La crise vient aussi perturber les repères géographiques. La séparation du professionnel et du personnel s’assouplit. Le lieu de travail n’est plus l’entreprise mais le domicile par un aménagement du télétravail et une organisation des réunions du CSE par télétransmission. La sphère personnelle voire intime risque de s’effacer au bénéfice d’un tracking généralisé.

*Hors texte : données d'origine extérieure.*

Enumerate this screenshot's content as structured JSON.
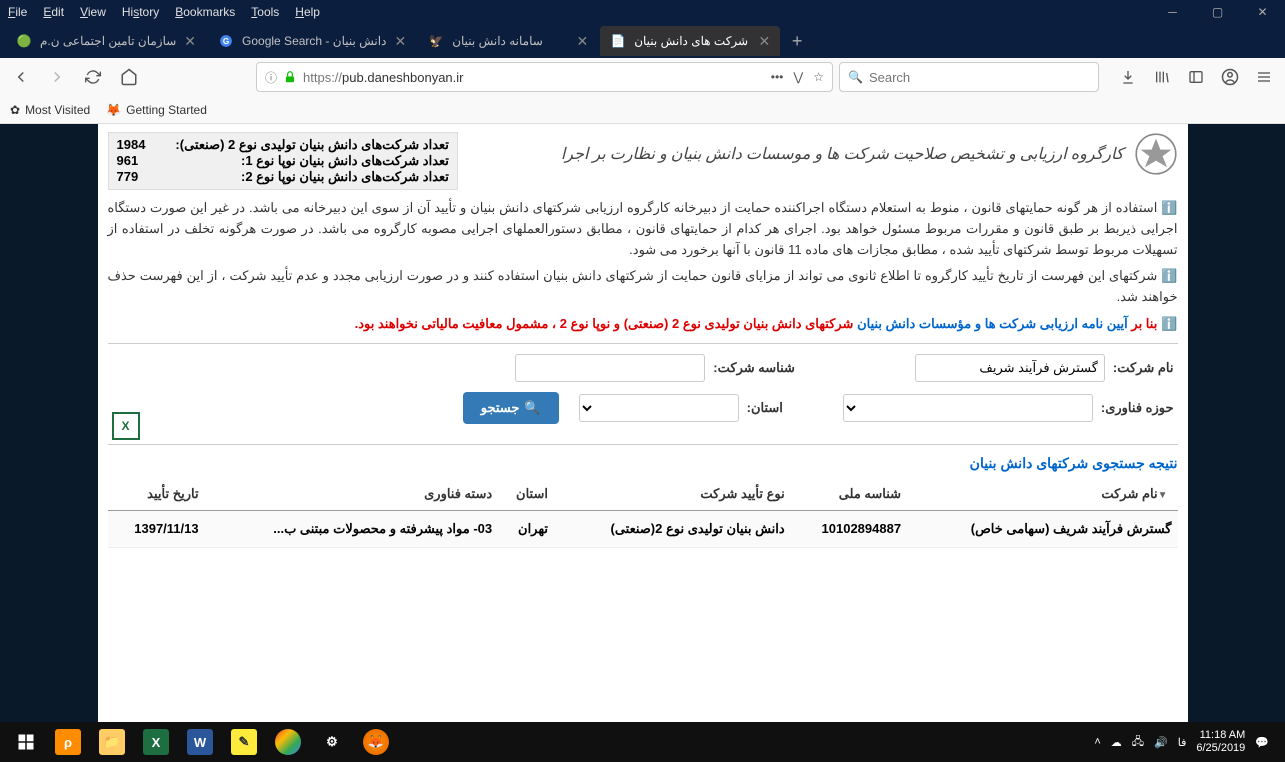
{
  "menu": {
    "file": "File",
    "edit": "Edit",
    "view": "View",
    "history": "History",
    "bookmarks": "Bookmarks",
    "tools": "Tools",
    "help": "Help"
  },
  "tabs": [
    {
      "title": "سازمان تامین اجتماعی ن.م",
      "active": false
    },
    {
      "title": "Google Search - دانش بنیان",
      "active": false
    },
    {
      "title": "سامانه دانش بنیان",
      "active": false
    },
    {
      "title": "شرکت های دانش بنیان",
      "active": true
    }
  ],
  "url": {
    "protocol": "https://",
    "host": "pub.daneshbonyan.ir",
    "path": ""
  },
  "search_placeholder": "Search",
  "bookmarks": {
    "most_visited": "Most Visited",
    "getting_started": "Getting Started"
  },
  "header": {
    "org_title": "کارگروه ارزیابی و تشخیص صلاحیت شرکت ها و موسسات دانش بنیان و نظارت بر اجرا"
  },
  "stats": [
    {
      "label": "تعداد شرکت‌های دانش بنیان تولیدی نوع 2 (صنعتی):",
      "value": "1984"
    },
    {
      "label": "تعداد شرکت‌های دانش بنیان نوپا نوع 1:",
      "value": "961"
    },
    {
      "label": "تعداد شرکت‌های دانش بنیان نوپا نوع 2:",
      "value": "779"
    }
  ],
  "info1": "استفاده از هر گونه حمایتهای قانون ، منوط به استعلام دستگاه اجراکننده حمایت از دبیرخانه کارگروه ارزیابی شرکتهای دانش بنیان و تأیید آن از سوی این دبیرخانه می باشد. در غیر این صورت دستگاه اجرایی ذیربط بر طبق قانون و مقررات مربوط مسئول خواهد بود. اجرای هر کدام از حمایتهای قانون ، مطابق دستورالعملهای اجرایی مصوبه کارگروه می باشد. در صورت هرگونه تخلف در استفاده از تسهیلات مربوط توسط شرکتهای تأیید شده ، مطابق مجازات های ماده 11 قانون با آنها برخورد می شود.",
  "info2": "شرکتهای این فهرست از تاریخ تأیید کارگروه تا اطلاع ثانوی می تواند از مزایای قانون حمایت از شرکتهای دانش بنیان استفاده کنند و در صورت ارزیابی مجدد و عدم تأیید شرکت ، از این فهرست حذف خواهند شد.",
  "info3_pre": "بنا بر",
  "info3_blue": "آیین نامه ارزیابی شرکت ها و مؤسسات دانش بنیان",
  "info3_red": "شرکتهای دانش بنیان تولیدی نوع 2 (صنعتی) و نوپا نوع 2 ، مشمول معافیت مالیاتی نخواهند بود.",
  "form": {
    "company_name_label": "نام شرکت:",
    "company_name_value": "گسترش فرآیند شریف",
    "company_id_label": "شناسه شرکت:",
    "company_id_value": "",
    "tech_area_label": "حوزه فناوری:",
    "province_label": "استان:",
    "search_btn": "جستجو"
  },
  "results_title": "نتیجه جستجوی شرکتهای دانش بنیان",
  "columns": {
    "name": "نام شرکت",
    "national_id": "شناسه ملی",
    "approval_type": "نوع تأیید شرکت",
    "province": "استان",
    "tech_category": "دسته فناوری",
    "approval_date": "تاریخ تأیید"
  },
  "rows": [
    {
      "name": "گسترش فرآیند شریف (سهامی خاص)",
      "national_id": "10102894887",
      "approval_type": "دانش بنیان تولیدی نوع 2(صنعتی)",
      "province": "تهران",
      "tech_category": "03- مواد پیشرفته و محصولات مبتنی ب...",
      "approval_date": "1397/11/13"
    }
  ],
  "taskbar": {
    "lang": "فا",
    "time": "11:18 AM",
    "date": "6/25/2019"
  }
}
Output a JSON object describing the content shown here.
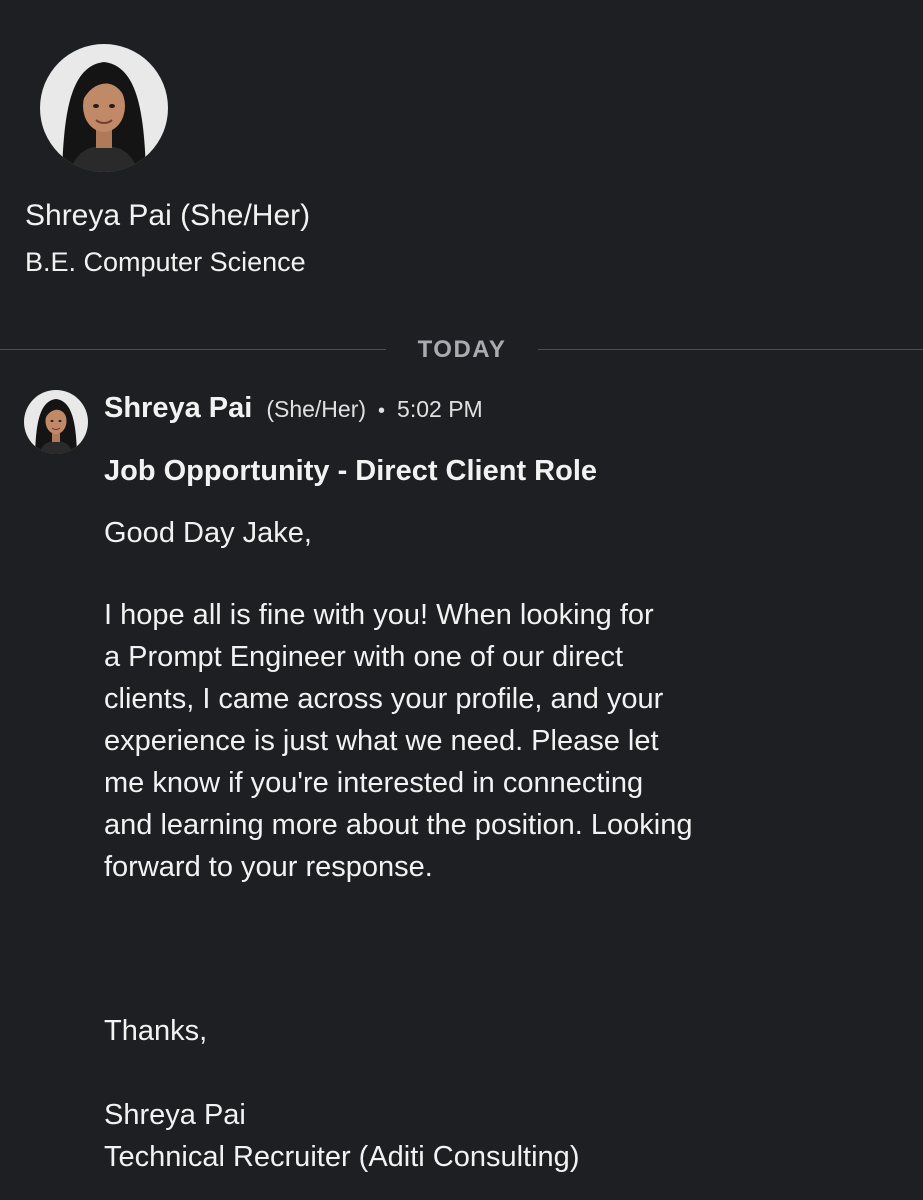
{
  "profile": {
    "name": "Shreya Pai (She/Her)",
    "headline": "B.E. Computer Science"
  },
  "divider": {
    "label": "TODAY"
  },
  "message": {
    "sender": "Shreya Pai",
    "pronouns": "(She/Her)",
    "separator": "•",
    "time": "5:02 PM",
    "subject": "Job Opportunity - Direct Client Role",
    "greeting": "Good Day Jake,",
    "body_lines": [
      "I hope all is fine with you! When looking for",
      "a Prompt Engineer with one of our direct",
      "clients, I came across your profile, and your",
      "experience is just what we need. Please let",
      "me know if you're interested in connecting",
      "and learning more about the position. Looking",
      "forward to your response."
    ],
    "signoff": "Thanks,",
    "signature_name": "Shreya Pai",
    "signature_title": "Technical Recruiter (Aditi Consulting)"
  },
  "icons": {
    "profile_avatar": "person-avatar-icon",
    "sender_avatar": "person-avatar-icon"
  },
  "colors": {
    "background": "#1d1f23",
    "text": "#f2f2f2",
    "muted": "#a9abb0",
    "divider": "#4b4e55"
  }
}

Exit le RGPD !!! Les règles d’ordre public du code du travail sont adaptées, écartées, suspendues… Les libertés individuelles sont entre parenthèses.

L’urgence justifie également une révision des pouvoirs et des engagements

Nécessaire est le pouvoir unilatéral de l’employeur dans les entreprises relevant de secteurs d’activité liés à la sécurité de la Nation : le chef d’entreprise peut allonger les durées quotidiennes et hebdomadaires maximales de travail, réduire la durée du repos quotidien et ceci par dérogation aux principes communautaire et constitutionnel. Jours de RTT et compte épargne temps pourront être utilisés à dessein. Avec l’accord des partenaires sociaux, les congés payés seront aménagés.

L’urgence sanitaire justifie ainsi des mesures exceptionnelles.

Continuité du service public oblige, les autorités judiciaires et administratives font également l’objet d’adaptation : évolution des autorités compétentes, composition des juridictions, transfert de compétence territoriale… permettent le maintien de l’activité du secteur public.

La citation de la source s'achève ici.